Although Ravina Bains’ interest in finance started at a young age, she still took a circuitous route to her present role of Vice-President of Commercial Banking/Canadian Wealth Management Sales Integration at Scotiabank. Recently awarded the 2018 Investment Industry Association of Canada Top Under 40 Award, she’s proof that following your passion pays off.
By Shelley White
You could say that Ravina Bains has been preparing for a career in banking since she was a child.
Growing up in Vancouver, B.C., Ravina remembers waking every morning and turning on the TV before school. It was usually tuned to BNN (Business News Network), a channel her dad liked to watch before heading into work. Over breakfast, her interest was sparked.
“My parents were immigrants from India, so the investment and financial industry was where they turned to not only reach their own financial goals, but also to support their children’s goals,” says Ravina, Vice-President of Commercial Banking/Canadian Wealth Management Sales Integration at Scotiabank.
“I even remember my parents taking me to meetings with their financial and investment advisors. So, for me, very early on, the financial and investment industry always represented an industry that helps improve the lives of families and helps them realize their dreams.”
“As someone who has an unconventional academic background for a banker, it’s great to see that organizations such as Scotiabank and the IIAC are recognizing the importance of diversity of perspectives and backgrounds.”
Those early days of inspiration would ultimately lead to Ravina becoming a rising star in the financial services industry. She was recently selected out of 28 nominees to win the 2018 Investment Industry Association of Canada (IIAC) Top Under 40 Award. This annual award recognizes talented young professionals whose accomplishments have brought distinction to the industry and their local community.
“I was shocked, but also very thankful,” says Ravina, of receiving the honour. “As someone who has an unconventional academic background for a banker, it’s great to see that organizations such as Scotiabank and the IIAC are recognizing the importance of diversity of perspectives and backgrounds.”
Ravina took a somewhat circuitous route to get to her current role at Scotiabank. After completing a Bachelor of Arts degree in sociology at the University of British Columbia (UBC), Ravina completed not one, but two master’s degrees — a Master of Science in Law from Oxford and a Master of Arts in Asia-Pacific Policy Studies from UBC. She spent the first few years of her career in government, working in the federal Department of Aboriginal Affairs and Northern Development Canada. After another three years at a public policy think tank, Ravina brought her expertise to Scotiabank, joining the bank as National Director, Aboriginal Financial Services.
Even now, as a busy executive, Ravina is pursuing her PhD. “Education has always been an important part in my life,” she says of her zest for academia. “I like to be constantly learning new things and expanding my knowledge.”
“I’ve benefited from both mentors and sponsors, and I now mentor a number of women inside and outside my industry.

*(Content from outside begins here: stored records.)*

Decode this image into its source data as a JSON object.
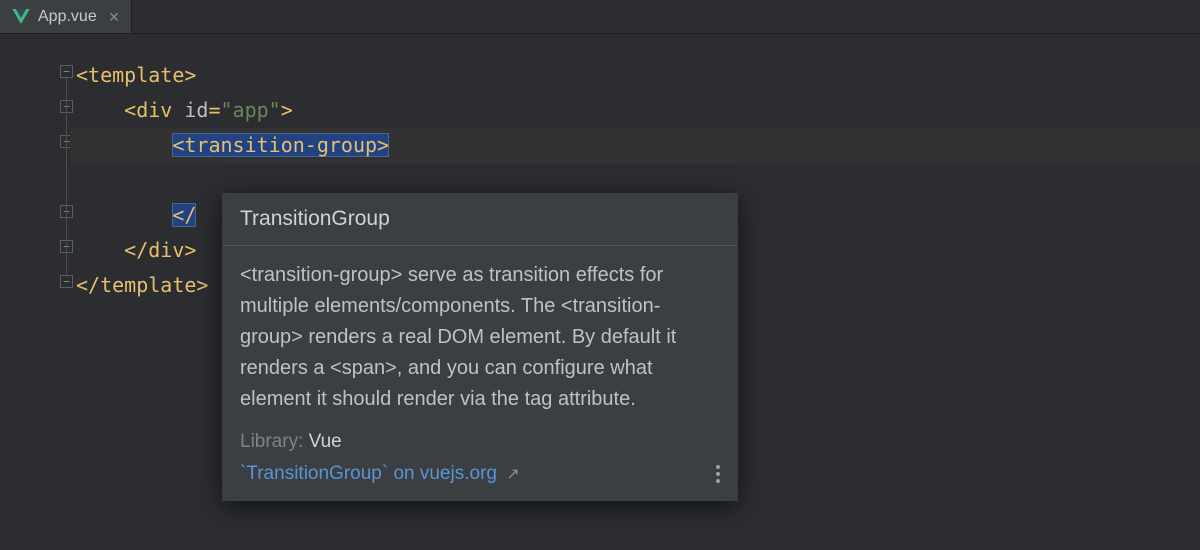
{
  "tab": {
    "filename": "App.vue"
  },
  "code": {
    "l1_open": "<template>",
    "l2_open_a": "<div",
    "l2_attr": " id",
    "l2_eq": "=",
    "l2_val": "\"app\"",
    "l2_open_b": ">",
    "l3_tag": "<transition-group>",
    "l5_partial": "</",
    "l6_close": "</div>",
    "l7_close": "</template>"
  },
  "doc": {
    "title": "TransitionGroup",
    "body": "<transition-group> serve as transition effects for multiple elements/components. The <transition-group> renders a real DOM element. By default it renders a <span>, and you can configure what element it should render via the tag attribute.",
    "library_label": "Library:",
    "library_value": "Vue",
    "link_text": "`TransitionGroup` on vuejs.org"
  }
}
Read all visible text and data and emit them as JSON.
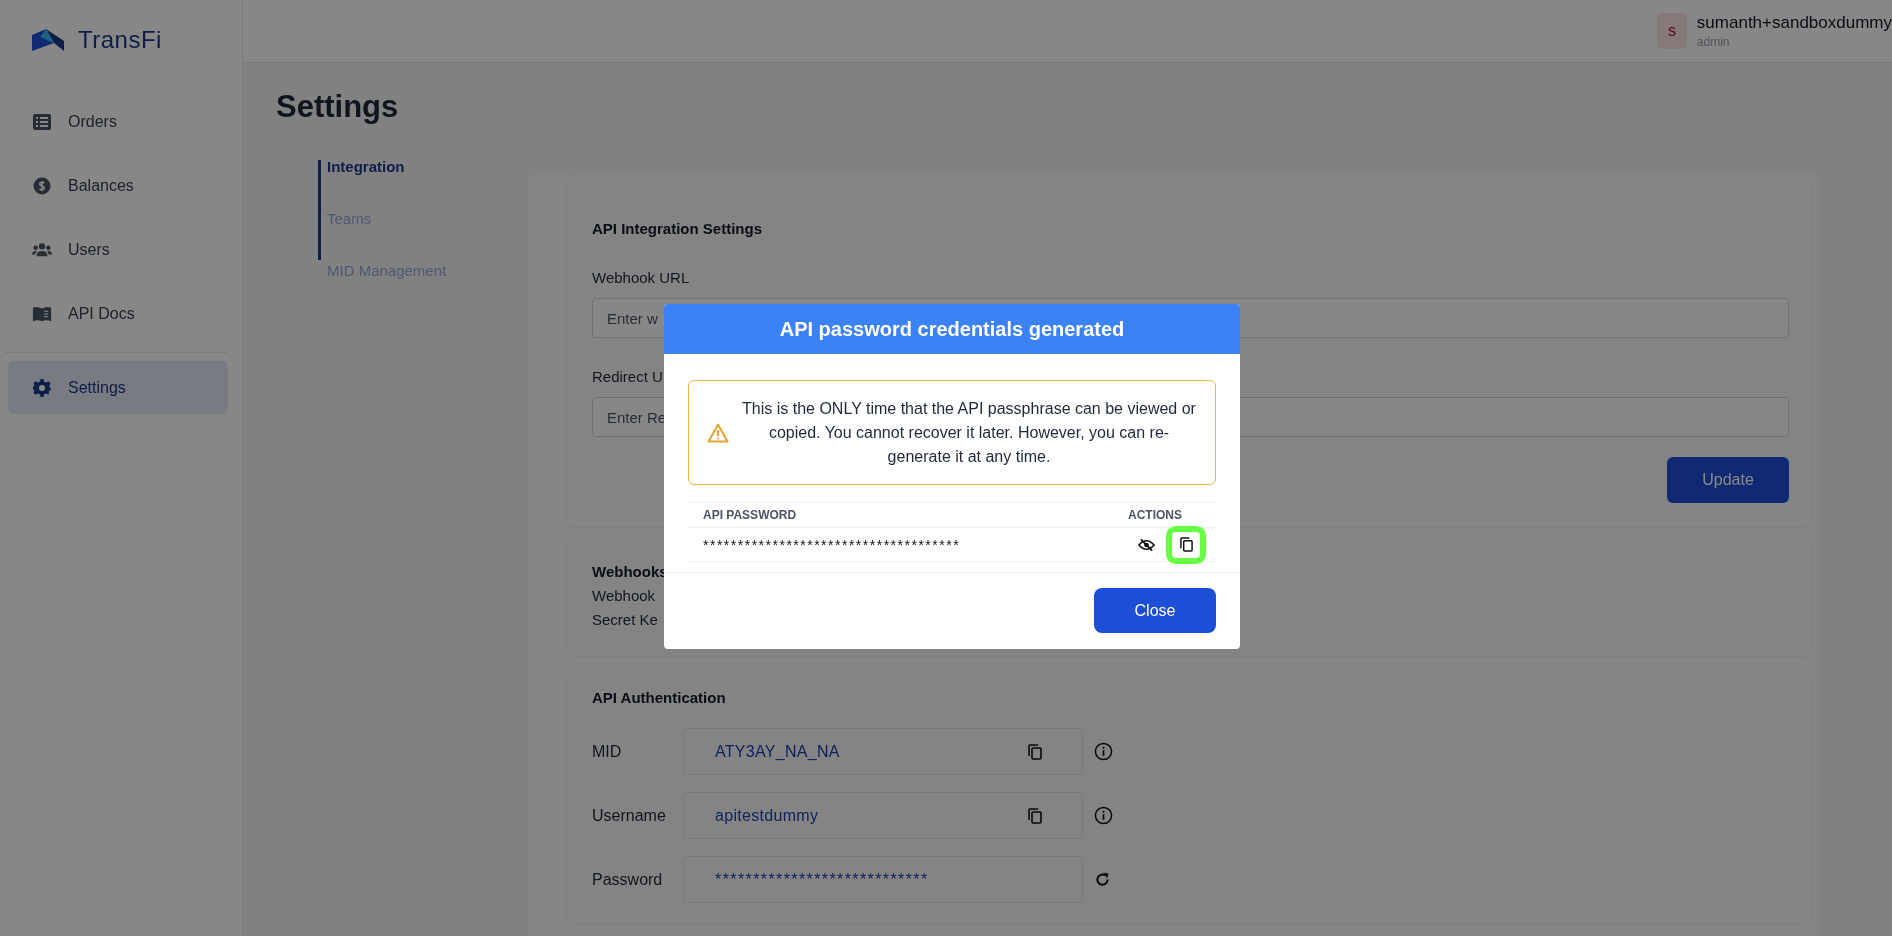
{
  "sidebar": {
    "logo": "TransFi",
    "items": [
      {
        "label": "Orders",
        "selected": false
      },
      {
        "label": "Balances",
        "selected": false
      },
      {
        "label": "Users",
        "selected": false
      },
      {
        "label": "API Docs",
        "selected": false
      },
      {
        "label": "Settings",
        "selected": true
      }
    ]
  },
  "header": {
    "avatar": "s",
    "user": "sumanth+sandboxdummy",
    "role": "admin"
  },
  "page": {
    "title": "Settings",
    "tabs": [
      {
        "label": "Integration",
        "selected": true
      },
      {
        "label": "Teams",
        "selected": false
      },
      {
        "label": "MID Management",
        "selected": false
      }
    ]
  },
  "integration": {
    "title": "API Integration Settings",
    "fields": [
      {
        "label": "Webhook URL",
        "placeholder": "Enter w"
      },
      {
        "label": "Redirect U",
        "placeholder": "Enter Re"
      }
    ],
    "button": "Update"
  },
  "webhooks": {
    "title": "Webhooks",
    "lines": [
      "Webhook",
      "Secret Ke"
    ]
  },
  "auth": {
    "title": "API Authentication",
    "rows": [
      {
        "label": "MID",
        "value": "ATY3AY_NA_NA",
        "kind": "copy"
      },
      {
        "label": "Username",
        "value": "apitestdummy",
        "kind": "copy"
      },
      {
        "label": "Password",
        "value": "****************************",
        "kind": "reset"
      }
    ]
  },
  "modal": {
    "title": "API password credentials generated",
    "warning": "This is the ONLY time that the API passphrase can be viewed or copied. You cannot recover it later. However, you can re-generate it at any time.",
    "columns": [
      "API PASSWORD",
      "ACTIONS"
    ],
    "password": "*************************************",
    "actions": [
      {
        "kind": "hide",
        "highlighted": false
      },
      {
        "kind": "copy",
        "highlighted": true
      }
    ],
    "button": "Close"
  }
}
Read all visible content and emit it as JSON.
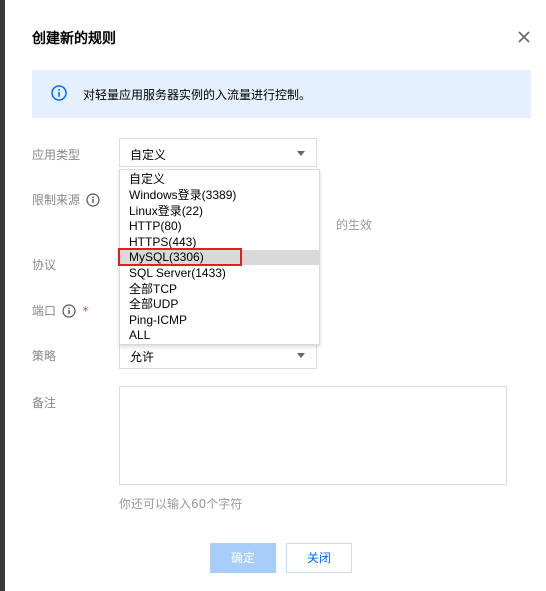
{
  "dialog": {
    "title": "创建新的规则",
    "close_icon": "close-icon"
  },
  "banner": {
    "icon": "info-icon",
    "text": "对轻量应用服务器实例的入流量进行控制。"
  },
  "form": {
    "app_type_label": "应用类型",
    "app_type_value": "自定义",
    "source_label": "限制来源",
    "source_partial_text": "的生效",
    "protocol_label": "协议",
    "port_label": "端口",
    "policy_label": "策略",
    "policy_value": "允许",
    "remark_label": "备注",
    "remark_hint": "你还可以输入60个字符"
  },
  "dropdown": {
    "options": [
      "自定义",
      "Windows登录(3389)",
      "Linux登录(22)",
      "HTTP(80)",
      "HTTPS(443)",
      "MySQL(3306)",
      "SQL Server(1433)",
      "全部TCP",
      "全部UDP",
      "Ping-ICMP",
      "ALL"
    ],
    "highlighted": "MySQL(3306)"
  },
  "buttons": {
    "confirm": "确定",
    "close": "关闭"
  },
  "colors": {
    "banner_bg": "#e5f0ff",
    "accent": "#006eff",
    "annotation_red": "#e02020"
  }
}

It’s extremely rewarding to be part of their professional development journey.”
In her current position at Scotiabank, Ravina builds processes and strategies to help the commercial banking and wealth management services teams address their clients’ needs — a position she finds “extremely rewarding and exciting.”
Her leadership extends beyond her official role as well. Ravina is Co-chairwoman of the Commercial Banking National Women’s Group, which aims to advance gender diversity within the commercial bank. She’s also a committee member of Impact at Scotiabank, a group that promotes mentoring and professional development in the bank’s Wealth Management division.

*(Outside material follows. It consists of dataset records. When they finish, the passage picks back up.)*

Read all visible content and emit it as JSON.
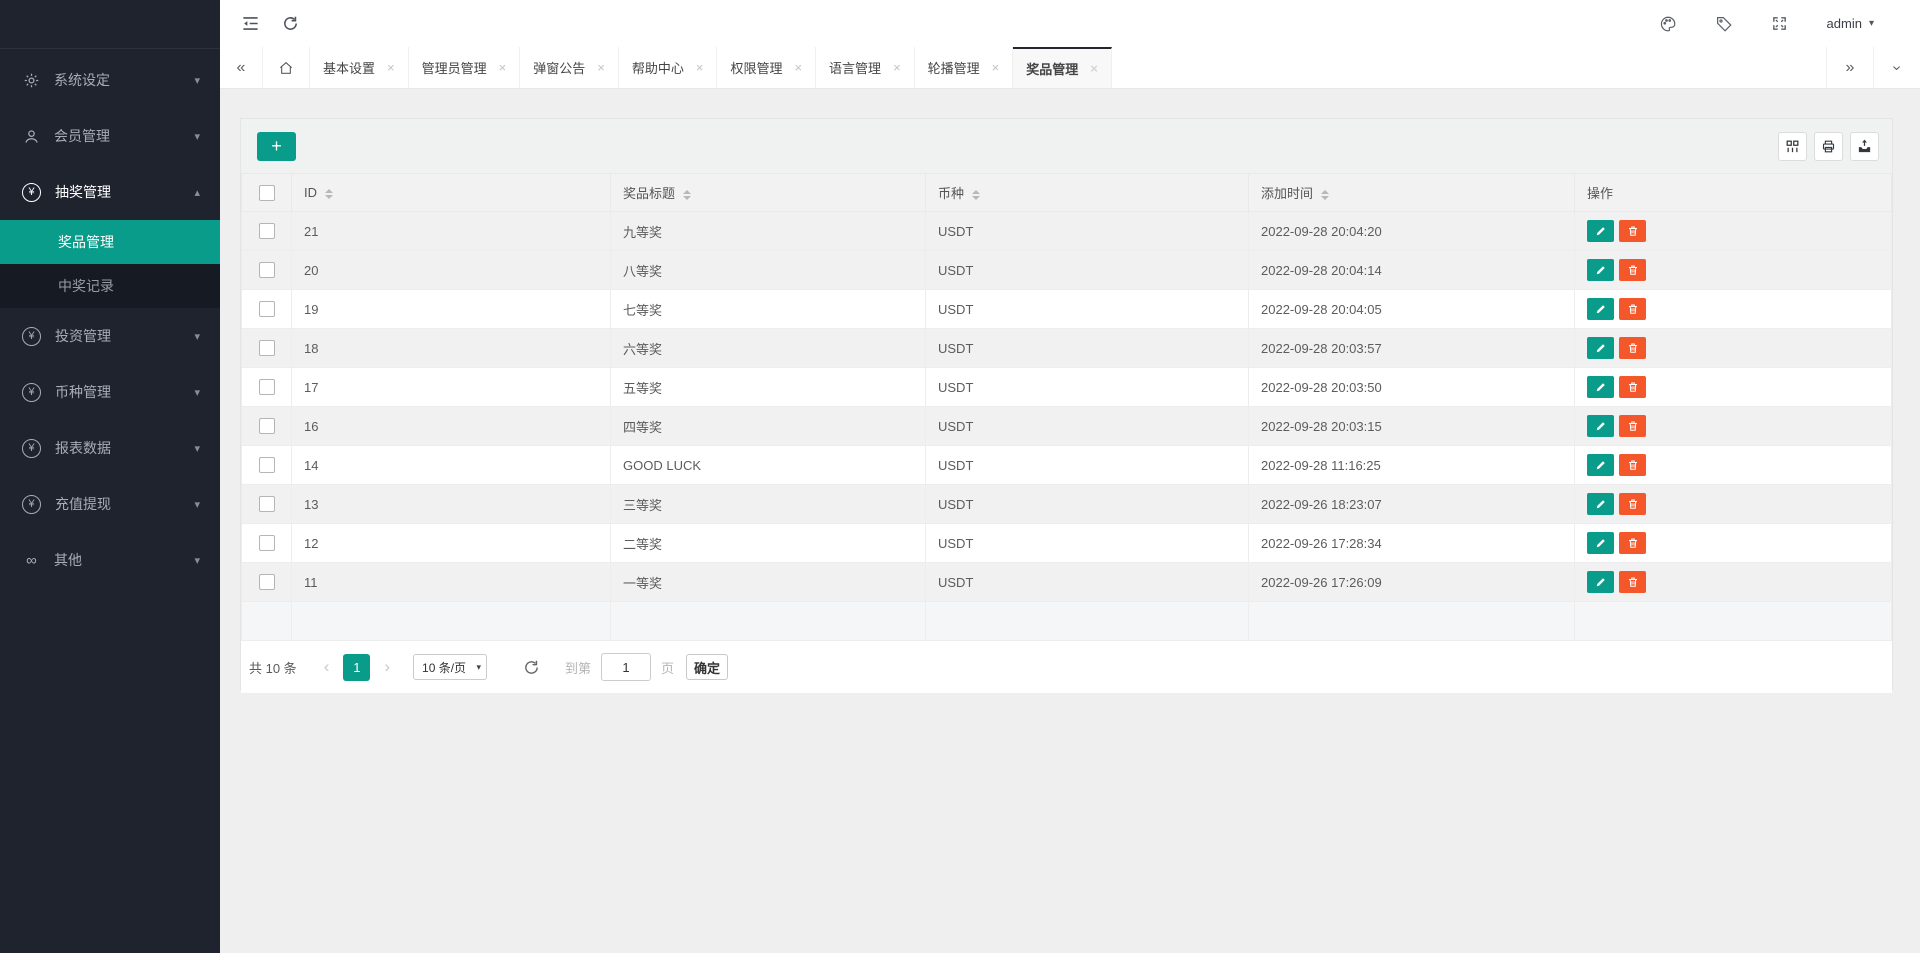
{
  "colors": {
    "accent": "#0a9c8a",
    "danger": "#f4582a",
    "sidebar_bg": "#1f232e",
    "active_tab_border": "#23262d"
  },
  "icons": {
    "yen-icon": "¥",
    "infinity-icon": "∞",
    "close-icon": "×",
    "chevron-down-icon": "▾",
    "chevron-up-icon": "▴",
    "caret-down-icon": "▾",
    "prev-icon": "‹",
    "next-icon": "›",
    "collapse-tabs-icon": "«",
    "expand-tabs-icon": "»"
  },
  "sidebar": {
    "items": [
      {
        "label": "系统设定",
        "icon": "gear-icon",
        "expanded": false
      },
      {
        "label": "会员管理",
        "icon": "user-icon",
        "expanded": false
      },
      {
        "label": "抽奖管理",
        "icon": "yen-icon",
        "expanded": true,
        "children": [
          {
            "label": "奖品管理",
            "active": true
          },
          {
            "label": "中奖记录",
            "active": false
          }
        ]
      },
      {
        "label": "投资管理",
        "icon": "yen-icon",
        "expanded": false
      },
      {
        "label": "币种管理",
        "icon": "yen-icon",
        "expanded": false
      },
      {
        "label": "报表数据",
        "icon": "yen-icon",
        "expanded": false
      },
      {
        "label": "充值提现",
        "icon": "yen-icon",
        "expanded": false
      },
      {
        "label": "其他",
        "icon": "infinity-icon",
        "expanded": false
      }
    ]
  },
  "topbar": {
    "user": "admin"
  },
  "tabs": {
    "items": [
      "基本设置",
      "管理员管理",
      "弹窗公告",
      "帮助中心",
      "权限管理",
      "语言管理",
      "轮播管理",
      "奖品管理"
    ],
    "active_index": 7
  },
  "toolbar": {
    "add_label": "+"
  },
  "table": {
    "headers": [
      "ID",
      "奖品标题",
      "币种",
      "添加时间",
      "操作"
    ],
    "rows": [
      {
        "id": "21",
        "title": "九等奖",
        "currency": "USDT",
        "time": "2022-09-28 20:04:20"
      },
      {
        "id": "20",
        "title": "八等奖",
        "currency": "USDT",
        "time": "2022-09-28 20:04:14"
      },
      {
        "id": "19",
        "title": "七等奖",
        "currency": "USDT",
        "time": "2022-09-28 20:04:05"
      },
      {
        "id": "18",
        "title": "六等奖",
        "currency": "USDT",
        "time": "2022-09-28 20:03:57"
      },
      {
        "id": "17",
        "title": "五等奖",
        "currency": "USDT",
        "time": "2022-09-28 20:03:50"
      },
      {
        "id": "16",
        "title": "四等奖",
        "currency": "USDT",
        "time": "2022-09-28 20:03:15"
      },
      {
        "id": "14",
        "title": "GOOD LUCK",
        "currency": "USDT",
        "time": "2022-09-28 11:16:25"
      },
      {
        "id": "13",
        "title": "三等奖",
        "currency": "USDT",
        "time": "2022-09-26 18:23:07"
      },
      {
        "id": "12",
        "title": "二等奖",
        "currency": "USDT",
        "time": "2022-09-26 17:28:34"
      },
      {
        "id": "11",
        "title": "一等奖",
        "currency": "USDT",
        "time": "2022-09-26 17:26:09"
      }
    ]
  },
  "pagination": {
    "total_text": "共 10 条",
    "current_page": "1",
    "page_size": "10 条/页",
    "goto_prefix": "到第",
    "goto_value": "1",
    "goto_suffix": "页",
    "confirm_label": "确定"
  }
}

Ravina has this advice for other young women hoping to emulate her success: “Trust your intuition and believe in yourself,” she says. “Have confidence in your abilities and decisions.”
She also suggests that in order to advance, women need to “be in the driver’s seat” of their careers. “Invest time in your career development, network, seek out a mentor.”

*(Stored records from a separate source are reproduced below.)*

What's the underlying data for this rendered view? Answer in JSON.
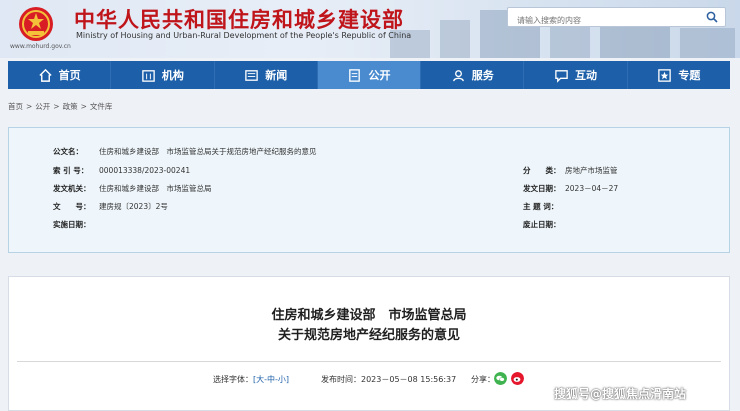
{
  "header": {
    "title": "中华人民共和国住房和城乡建设部",
    "subtitle": "Ministry of Housing and Urban-Rural Development of the People's Republic of China",
    "domain": "www.mohurd.gov.cn",
    "search_placeholder": "请输入搜索的内容"
  },
  "nav": {
    "items": [
      {
        "label": "首页",
        "icon": "home-icon"
      },
      {
        "label": "机构",
        "icon": "building-icon"
      },
      {
        "label": "新闻",
        "icon": "news-icon"
      },
      {
        "label": "公开",
        "icon": "public-icon"
      },
      {
        "label": "服务",
        "icon": "service-icon"
      },
      {
        "label": "互动",
        "icon": "interaction-icon"
      },
      {
        "label": "专题",
        "icon": "topic-icon"
      }
    ],
    "active": "公开",
    "colors": {
      "bar": "#1d5fa8",
      "active": "#4a8bd0"
    }
  },
  "breadcrumb": [
    "首页",
    "公开",
    "政策",
    "文件库"
  ],
  "info": {
    "gongwen": {
      "label": "公文名：",
      "value": "住房和城乡建设部　市场监管总局关于规范房地产经纪服务的意见"
    },
    "suoyin": {
      "label": "索 引 号：",
      "value": "000013338/2023-00241"
    },
    "fenlei": {
      "label": "分　　类：",
      "value": "房地产市场监管"
    },
    "fawen_jiguan": {
      "label": "发文机关：",
      "value": "住房和城乡建设部　市场监管总局"
    },
    "fawen_riqi": {
      "label": "发文日期：",
      "value": "2023－04－27"
    },
    "wenhao": {
      "label": "文　　号：",
      "value": "建房规〔2023〕2号"
    },
    "zhuti": {
      "label": "主 题 词：",
      "value": ""
    },
    "shishi": {
      "label": "实施日期：",
      "value": ""
    },
    "feizhi": {
      "label": "废止日期：",
      "value": ""
    }
  },
  "article": {
    "title_line1": "住房和城乡建设部　市场监管总局",
    "title_line2": "关于规范房地产经纪服务的意见",
    "font_label": "选择字体：",
    "font_open": "[",
    "font_big": "大",
    "font_mid": "中",
    "font_small": "小",
    "font_close": "]",
    "dash": "-",
    "publish_label": "发布时间：",
    "publish_time": "2023－05－08 15:56:37",
    "share_label": "分享：",
    "share_icons": [
      "wechat-icon",
      "weibo-icon"
    ]
  },
  "watermark": "搜狐号@搜狐焦点滑南站"
}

It’s also important to remember to pay it forward, says Ravina.
“I’ve benefited from both mentors and sponsors, and I now mentor a number of women inside and outside my industry,” she says. “It’s extremely rewarding to be part of their professional development journey.”
As for her own career goals and ambitions, Ravina says she wants to continue to work in positions where she can lead a team toward a common goal and help her organization advance. But she also hopes for roles that allow her to give back to the community and help individuals realise their dreams.
“That’s why I love the financial services industry,” she says. “There’s great purpose to the work that we do.”